Factoid. This means that there is only a single answer (not a list or a sequence [of steps]), the answer is typically a simple phrase (not a story or topic summary; definition query like "Who is Obama?" is borderline and does not occur much) and the question is not a boolean yes/no (which requires quite different techniques to answer).
Wikipedia focused. Wikipedia is a vast, unstructured repository of knowledge, so the bias is not terribly high, but we would like to think that a human with Wikipedia in hand would be able to answer all of these questions. Most of them should require just a straightforward information retrieval, some are more challenging and might need some inference.

We may want to relax either requirement, but at that point we should start tagging the questions to still keep a set of "simpler" ones. The motivation is to give a chance even to simple, focused systems.

Large Variant of the Dataset

An extra variant of the dataset is provided, which is a strict superset of the curated dataset. It is not curated, i.e. it is a lot more noisy and may not fulfill the above constraints. The aim of this dataset is to check behavior of QA systems when given larger, noisy training data, exploring generalization capabilities of systems.

The large2470 dataset is built by adding TREC 1999, 2000, 2001 data to the curated dataset. We also added questions asked on live.ailao.eu with user feedback until Feb 25, 2016. Unmodified questions were shuffled and 80% were added to the train split, 20% to the test split. Gold standard was revised by Mechanical Turk.

The dataset is called large2470, which refers to the number of questions in the dataset. We may build even larger datasets (e.g. including the WebQuestions, TREC years 2004+, QALD challenges or such) of similar nature in the future.

Discussion: How much data is appropriate?

It might be obvious to just use the largest dataset possible, but there are three issues with that:

Development convenience. Many QA systems are pretty slow, and just providing a big dataset may tempt system authors to create custom splits of the datasets for their development, something we would like to discourage.
Noise. The large2470 dataset is already relatively low quality, some questions are really arbitrary and not answerable using public knowledge bases. The problem is even worse when we also consider the answer patterns, which may unfairly disqualify many correct answers, and worse this adds question type bias (probably almost no numerical quantity answers will pass the pattern muster, but years or names typically will).
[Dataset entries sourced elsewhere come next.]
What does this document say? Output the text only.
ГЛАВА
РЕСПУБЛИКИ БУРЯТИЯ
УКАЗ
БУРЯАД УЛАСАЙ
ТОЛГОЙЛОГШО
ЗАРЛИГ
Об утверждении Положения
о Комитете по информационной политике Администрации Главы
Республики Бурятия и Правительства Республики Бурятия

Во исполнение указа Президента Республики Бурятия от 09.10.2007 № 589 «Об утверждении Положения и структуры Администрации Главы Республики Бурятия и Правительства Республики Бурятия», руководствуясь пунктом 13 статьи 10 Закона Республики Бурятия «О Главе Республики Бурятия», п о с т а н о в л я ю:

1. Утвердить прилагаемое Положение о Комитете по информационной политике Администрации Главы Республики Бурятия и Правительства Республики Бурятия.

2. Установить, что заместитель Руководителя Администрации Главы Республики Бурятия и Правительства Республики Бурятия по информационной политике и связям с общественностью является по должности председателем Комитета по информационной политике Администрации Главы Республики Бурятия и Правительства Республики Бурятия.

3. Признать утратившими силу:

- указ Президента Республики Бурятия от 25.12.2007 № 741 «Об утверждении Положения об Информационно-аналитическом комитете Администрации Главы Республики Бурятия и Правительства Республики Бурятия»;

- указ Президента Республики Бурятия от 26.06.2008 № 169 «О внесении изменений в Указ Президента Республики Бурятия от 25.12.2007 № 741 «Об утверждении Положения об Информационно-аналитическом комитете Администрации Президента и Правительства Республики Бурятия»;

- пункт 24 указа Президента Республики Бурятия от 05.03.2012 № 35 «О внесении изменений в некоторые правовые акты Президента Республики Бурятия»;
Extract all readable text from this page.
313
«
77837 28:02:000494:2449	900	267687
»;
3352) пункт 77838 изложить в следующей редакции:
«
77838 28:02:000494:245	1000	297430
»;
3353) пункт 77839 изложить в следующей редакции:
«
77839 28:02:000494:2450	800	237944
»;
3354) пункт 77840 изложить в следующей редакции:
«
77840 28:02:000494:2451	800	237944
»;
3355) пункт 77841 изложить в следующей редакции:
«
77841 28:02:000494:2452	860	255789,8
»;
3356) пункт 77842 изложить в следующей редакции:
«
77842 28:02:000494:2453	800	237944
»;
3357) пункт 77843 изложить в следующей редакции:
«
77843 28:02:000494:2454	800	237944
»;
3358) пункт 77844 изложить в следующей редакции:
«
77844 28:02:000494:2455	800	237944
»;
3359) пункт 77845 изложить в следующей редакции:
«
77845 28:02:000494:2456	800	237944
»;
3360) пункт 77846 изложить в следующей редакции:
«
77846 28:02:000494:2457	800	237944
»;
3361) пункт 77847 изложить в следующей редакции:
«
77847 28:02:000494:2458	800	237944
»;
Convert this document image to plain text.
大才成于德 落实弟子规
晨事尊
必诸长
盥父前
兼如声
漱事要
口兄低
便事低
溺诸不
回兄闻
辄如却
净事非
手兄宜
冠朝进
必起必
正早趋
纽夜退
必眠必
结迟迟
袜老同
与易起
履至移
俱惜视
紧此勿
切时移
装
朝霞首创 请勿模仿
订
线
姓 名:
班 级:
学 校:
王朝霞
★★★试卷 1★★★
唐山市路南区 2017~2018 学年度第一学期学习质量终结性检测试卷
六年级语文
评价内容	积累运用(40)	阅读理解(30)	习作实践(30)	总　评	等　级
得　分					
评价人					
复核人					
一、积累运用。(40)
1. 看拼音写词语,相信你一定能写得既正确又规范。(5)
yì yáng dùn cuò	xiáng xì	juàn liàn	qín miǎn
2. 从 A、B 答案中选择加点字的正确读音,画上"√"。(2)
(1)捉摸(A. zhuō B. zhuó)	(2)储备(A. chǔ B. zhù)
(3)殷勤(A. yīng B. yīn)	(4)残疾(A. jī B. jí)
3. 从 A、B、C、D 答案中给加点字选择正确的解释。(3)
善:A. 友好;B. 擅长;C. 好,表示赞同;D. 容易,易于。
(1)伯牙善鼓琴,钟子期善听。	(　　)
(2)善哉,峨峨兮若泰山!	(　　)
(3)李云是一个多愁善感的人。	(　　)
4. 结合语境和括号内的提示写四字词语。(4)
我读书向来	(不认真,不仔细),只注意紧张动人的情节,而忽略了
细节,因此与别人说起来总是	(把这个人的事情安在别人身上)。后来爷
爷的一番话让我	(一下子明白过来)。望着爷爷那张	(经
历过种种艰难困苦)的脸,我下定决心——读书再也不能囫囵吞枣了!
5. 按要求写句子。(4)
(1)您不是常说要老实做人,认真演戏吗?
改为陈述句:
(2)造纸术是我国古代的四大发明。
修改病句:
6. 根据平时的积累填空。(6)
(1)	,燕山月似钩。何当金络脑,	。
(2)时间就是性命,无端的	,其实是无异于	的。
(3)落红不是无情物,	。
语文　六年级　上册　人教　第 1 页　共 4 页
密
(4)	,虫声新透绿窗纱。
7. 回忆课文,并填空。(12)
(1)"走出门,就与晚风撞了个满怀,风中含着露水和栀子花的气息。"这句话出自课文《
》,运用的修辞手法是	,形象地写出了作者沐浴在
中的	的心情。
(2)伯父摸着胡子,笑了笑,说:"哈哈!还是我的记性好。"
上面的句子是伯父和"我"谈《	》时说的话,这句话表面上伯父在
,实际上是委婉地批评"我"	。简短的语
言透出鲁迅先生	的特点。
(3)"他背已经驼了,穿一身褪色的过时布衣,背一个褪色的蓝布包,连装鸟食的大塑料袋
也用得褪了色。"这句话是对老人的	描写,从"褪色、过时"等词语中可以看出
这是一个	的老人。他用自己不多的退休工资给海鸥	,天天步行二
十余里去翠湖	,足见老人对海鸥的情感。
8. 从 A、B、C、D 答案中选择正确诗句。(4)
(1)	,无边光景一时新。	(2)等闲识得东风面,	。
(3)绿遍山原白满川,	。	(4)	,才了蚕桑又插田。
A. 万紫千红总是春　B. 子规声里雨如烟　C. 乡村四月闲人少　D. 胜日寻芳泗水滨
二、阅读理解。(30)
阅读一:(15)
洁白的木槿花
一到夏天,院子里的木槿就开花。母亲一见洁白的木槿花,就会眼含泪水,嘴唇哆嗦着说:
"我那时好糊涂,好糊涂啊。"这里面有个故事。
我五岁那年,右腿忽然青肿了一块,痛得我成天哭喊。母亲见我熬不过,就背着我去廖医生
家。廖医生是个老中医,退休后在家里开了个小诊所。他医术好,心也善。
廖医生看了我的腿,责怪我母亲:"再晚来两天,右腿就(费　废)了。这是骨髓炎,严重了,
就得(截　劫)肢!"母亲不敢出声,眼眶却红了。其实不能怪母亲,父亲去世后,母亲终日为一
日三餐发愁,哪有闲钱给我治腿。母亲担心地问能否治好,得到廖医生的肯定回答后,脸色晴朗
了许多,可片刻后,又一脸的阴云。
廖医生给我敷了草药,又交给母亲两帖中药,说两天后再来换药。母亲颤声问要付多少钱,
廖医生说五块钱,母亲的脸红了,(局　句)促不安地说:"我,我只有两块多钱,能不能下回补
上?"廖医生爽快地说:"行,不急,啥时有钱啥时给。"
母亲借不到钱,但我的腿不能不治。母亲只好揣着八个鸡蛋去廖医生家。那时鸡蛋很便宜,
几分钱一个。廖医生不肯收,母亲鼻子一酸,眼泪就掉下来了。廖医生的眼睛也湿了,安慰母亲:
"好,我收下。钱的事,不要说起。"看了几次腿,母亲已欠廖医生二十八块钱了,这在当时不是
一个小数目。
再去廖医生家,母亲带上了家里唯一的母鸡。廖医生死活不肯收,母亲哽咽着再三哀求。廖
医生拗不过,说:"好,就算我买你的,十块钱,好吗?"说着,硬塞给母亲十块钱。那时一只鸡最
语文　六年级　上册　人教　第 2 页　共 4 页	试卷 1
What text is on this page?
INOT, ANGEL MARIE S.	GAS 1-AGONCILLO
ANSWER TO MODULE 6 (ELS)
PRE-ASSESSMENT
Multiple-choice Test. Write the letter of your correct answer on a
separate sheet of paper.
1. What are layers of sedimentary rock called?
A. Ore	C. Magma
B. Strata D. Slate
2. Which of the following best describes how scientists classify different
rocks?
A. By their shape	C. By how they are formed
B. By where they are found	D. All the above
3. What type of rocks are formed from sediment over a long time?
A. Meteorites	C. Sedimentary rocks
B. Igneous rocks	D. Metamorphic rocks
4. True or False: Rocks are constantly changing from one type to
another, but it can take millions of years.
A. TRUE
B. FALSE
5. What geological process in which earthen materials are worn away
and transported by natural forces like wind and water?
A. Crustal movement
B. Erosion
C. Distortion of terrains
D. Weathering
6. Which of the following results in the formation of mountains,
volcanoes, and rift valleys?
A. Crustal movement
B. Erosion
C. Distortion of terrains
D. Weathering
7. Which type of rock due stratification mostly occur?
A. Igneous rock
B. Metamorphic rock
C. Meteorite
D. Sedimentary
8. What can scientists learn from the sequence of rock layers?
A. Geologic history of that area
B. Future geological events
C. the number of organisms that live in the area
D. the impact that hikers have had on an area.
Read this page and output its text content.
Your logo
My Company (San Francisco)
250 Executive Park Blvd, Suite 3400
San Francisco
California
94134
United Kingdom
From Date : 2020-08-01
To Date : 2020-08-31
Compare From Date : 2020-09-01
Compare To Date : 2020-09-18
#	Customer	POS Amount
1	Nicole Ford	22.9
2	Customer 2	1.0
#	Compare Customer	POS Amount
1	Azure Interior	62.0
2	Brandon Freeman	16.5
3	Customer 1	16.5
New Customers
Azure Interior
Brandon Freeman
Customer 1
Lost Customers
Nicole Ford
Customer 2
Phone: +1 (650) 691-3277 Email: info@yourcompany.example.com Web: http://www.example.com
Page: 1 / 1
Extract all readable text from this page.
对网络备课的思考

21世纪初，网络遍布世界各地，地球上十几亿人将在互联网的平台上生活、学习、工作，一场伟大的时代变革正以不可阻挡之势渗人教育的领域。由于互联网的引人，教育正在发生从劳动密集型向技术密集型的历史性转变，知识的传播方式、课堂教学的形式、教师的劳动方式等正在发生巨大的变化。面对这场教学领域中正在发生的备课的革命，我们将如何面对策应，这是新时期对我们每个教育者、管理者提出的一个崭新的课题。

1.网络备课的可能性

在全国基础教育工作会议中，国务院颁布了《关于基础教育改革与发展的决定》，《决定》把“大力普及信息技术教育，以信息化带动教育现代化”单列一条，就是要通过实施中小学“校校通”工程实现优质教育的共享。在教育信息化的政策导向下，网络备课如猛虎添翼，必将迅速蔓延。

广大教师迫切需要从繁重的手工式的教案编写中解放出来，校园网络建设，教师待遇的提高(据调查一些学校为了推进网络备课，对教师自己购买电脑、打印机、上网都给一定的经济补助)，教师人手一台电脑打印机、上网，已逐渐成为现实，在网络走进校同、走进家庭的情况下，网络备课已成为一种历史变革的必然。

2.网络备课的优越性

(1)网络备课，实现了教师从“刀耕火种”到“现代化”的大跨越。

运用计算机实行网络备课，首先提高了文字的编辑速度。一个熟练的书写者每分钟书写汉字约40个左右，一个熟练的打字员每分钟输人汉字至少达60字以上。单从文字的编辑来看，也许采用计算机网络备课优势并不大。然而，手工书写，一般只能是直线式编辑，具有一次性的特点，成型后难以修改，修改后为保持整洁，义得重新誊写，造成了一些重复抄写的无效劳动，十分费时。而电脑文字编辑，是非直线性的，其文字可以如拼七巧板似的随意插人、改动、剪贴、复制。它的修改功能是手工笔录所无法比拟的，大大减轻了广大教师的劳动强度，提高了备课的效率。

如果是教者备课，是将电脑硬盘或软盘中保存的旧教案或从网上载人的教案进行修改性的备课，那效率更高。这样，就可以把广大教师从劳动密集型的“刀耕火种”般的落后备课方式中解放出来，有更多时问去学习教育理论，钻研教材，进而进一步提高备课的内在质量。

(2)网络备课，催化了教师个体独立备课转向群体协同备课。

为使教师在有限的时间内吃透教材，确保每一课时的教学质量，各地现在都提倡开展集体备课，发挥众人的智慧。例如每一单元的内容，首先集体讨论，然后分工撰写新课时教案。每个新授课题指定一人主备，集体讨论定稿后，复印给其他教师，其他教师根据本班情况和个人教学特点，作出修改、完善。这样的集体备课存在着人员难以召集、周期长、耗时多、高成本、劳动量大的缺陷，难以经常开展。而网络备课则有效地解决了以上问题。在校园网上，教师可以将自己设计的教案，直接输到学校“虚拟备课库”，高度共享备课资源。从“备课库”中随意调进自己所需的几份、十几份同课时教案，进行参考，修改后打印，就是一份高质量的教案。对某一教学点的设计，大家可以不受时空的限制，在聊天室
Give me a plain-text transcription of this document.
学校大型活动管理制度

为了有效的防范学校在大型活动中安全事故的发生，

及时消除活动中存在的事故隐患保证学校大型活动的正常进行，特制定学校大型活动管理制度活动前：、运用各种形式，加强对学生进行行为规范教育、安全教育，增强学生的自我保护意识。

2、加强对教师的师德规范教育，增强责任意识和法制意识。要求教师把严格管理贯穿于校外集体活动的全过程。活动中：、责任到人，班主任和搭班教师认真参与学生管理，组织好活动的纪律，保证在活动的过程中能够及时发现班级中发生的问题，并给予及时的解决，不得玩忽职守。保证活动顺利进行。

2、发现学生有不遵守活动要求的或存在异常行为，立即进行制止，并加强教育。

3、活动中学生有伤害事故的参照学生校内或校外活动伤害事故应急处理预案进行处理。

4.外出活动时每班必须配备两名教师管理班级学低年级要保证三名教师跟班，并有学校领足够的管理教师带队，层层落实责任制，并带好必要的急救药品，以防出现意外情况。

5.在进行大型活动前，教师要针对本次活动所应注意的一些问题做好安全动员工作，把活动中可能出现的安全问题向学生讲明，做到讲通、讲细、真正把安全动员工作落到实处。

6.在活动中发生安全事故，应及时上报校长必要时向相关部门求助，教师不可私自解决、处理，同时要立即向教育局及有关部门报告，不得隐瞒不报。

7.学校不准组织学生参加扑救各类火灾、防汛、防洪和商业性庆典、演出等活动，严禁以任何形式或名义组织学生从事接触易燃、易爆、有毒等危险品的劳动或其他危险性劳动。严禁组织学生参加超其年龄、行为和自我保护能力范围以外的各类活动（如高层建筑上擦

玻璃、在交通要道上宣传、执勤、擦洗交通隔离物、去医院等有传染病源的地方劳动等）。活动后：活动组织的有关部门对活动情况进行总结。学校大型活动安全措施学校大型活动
Beyond the large2470 dataset, e.g. the WebQuestions dataset also contains typos in questions or downright mistakes; this is not unrealistic, but adds extra burden to authors of early systems; furthermore, the answer patterns based on Freebase will create an unfair bias towards FB in multi-source systems. So the noise issue is not just about noisy measurements, but also introducing biases, not all of them obvious.
Realistic setting. In the end, one aspect of QA systems we consider important is domain adaptability; but when moving the QA system to a particular domain, it is unlikely there will be a large dataset available to train it. So observing the scaling behavior of a system and its small-data performance is completely reasonable.